German club VfB Stuttgart (€296.3m) made a dramatic return after over a decade, fueled by an almost 90% surge in matchday revenue following stadium renovations and Champions League participation.
The report details a clear divergence in business models. For the top ten clubs, commercial revenue now accounts for 48% of total income, compared to just 32% for clubs ranked 11th to 20th, who remain more reliant on broadcast money.

Within the broader top 20, clubs across Europe’s major leagues maintained strong commercial performance, cementing their status among the global financial elite.
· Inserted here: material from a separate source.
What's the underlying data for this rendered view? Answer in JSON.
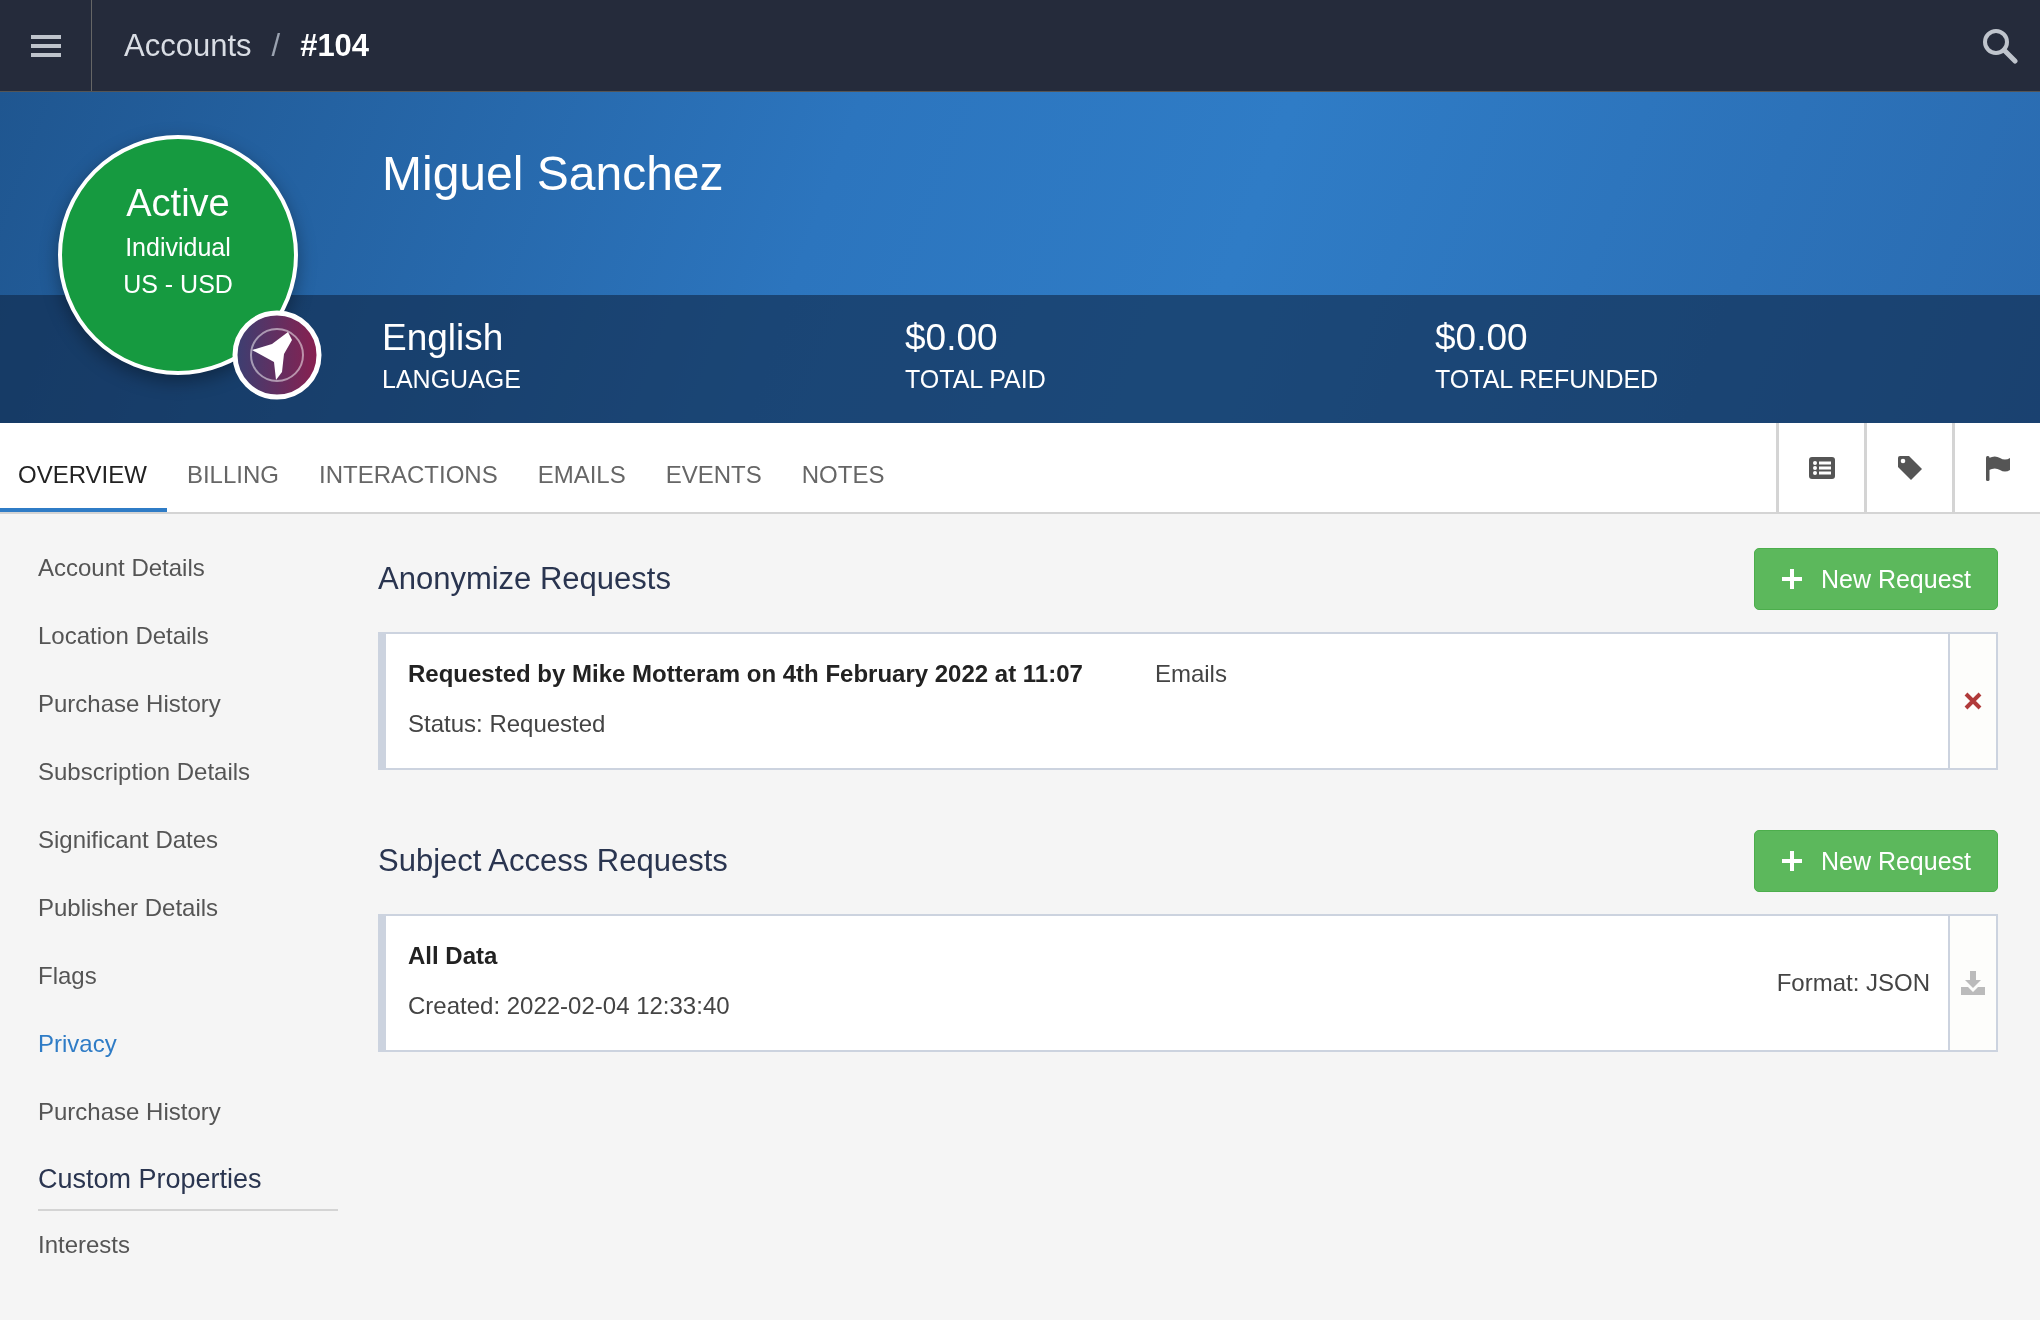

Italian football’s three representatives – Inter Milan (11th), AC Milan (15th), and Juventus (16th) – continued to leverage their historic brands to solidify positions in the upper half of the ranking.
Meanwhile, the Premier League’s financial depth was further illustrated by the presence of Aston Villa (14th), Newcastle United (17th), and West Ham United (20th), underscoring the league’s competitive balance even as its top clubs slipped from the very summit.
The list was completed by Spain’s Atlético Madrid (13th) and Germany’s Borussia Dortmund (12th), seasoned mainstays of the Money League demonstrating that consistent revenue generation remains key to navigating football’s modern economy.
With domestic broadcast rights in several major European leagues plateauing, the strategic imperative to develop commercial and matchday income is intensifying. Matchday revenue was the fastest-growing stream, up 16% to €2.4 billion, driven by enhanced fan experiences and innovative offerings like Personal Seat Licenses .
Concurrently, Deloitte’s fourth annual analysis of the women’s game reveals parallel growth, with the top 15 clubs generating a record €158 million in revenue, a 35% year-on-year increase. Arsenal Women topped the list for the first time (€25.6m), followed closely by Chelsea (€25.4m) and FC Barcelona Femení (€22m).
Jennifer Haskel, knowledge and insight lead at Deloitte, noted the women’s game is “beginning to carve its own path” but cautioned that the shift “from the start-up phase to the established phase requires consistent time, investment, and effort”.
The overarching narrative from the 2026 Money League is one of strategic evolution. As Bridge summarised, the highest-revenue clubs are now “broader than football,” actively transforming their stadiums into year-round entertainment destinations and leveraging global brands to secure financial advantage amid a changing media landscape.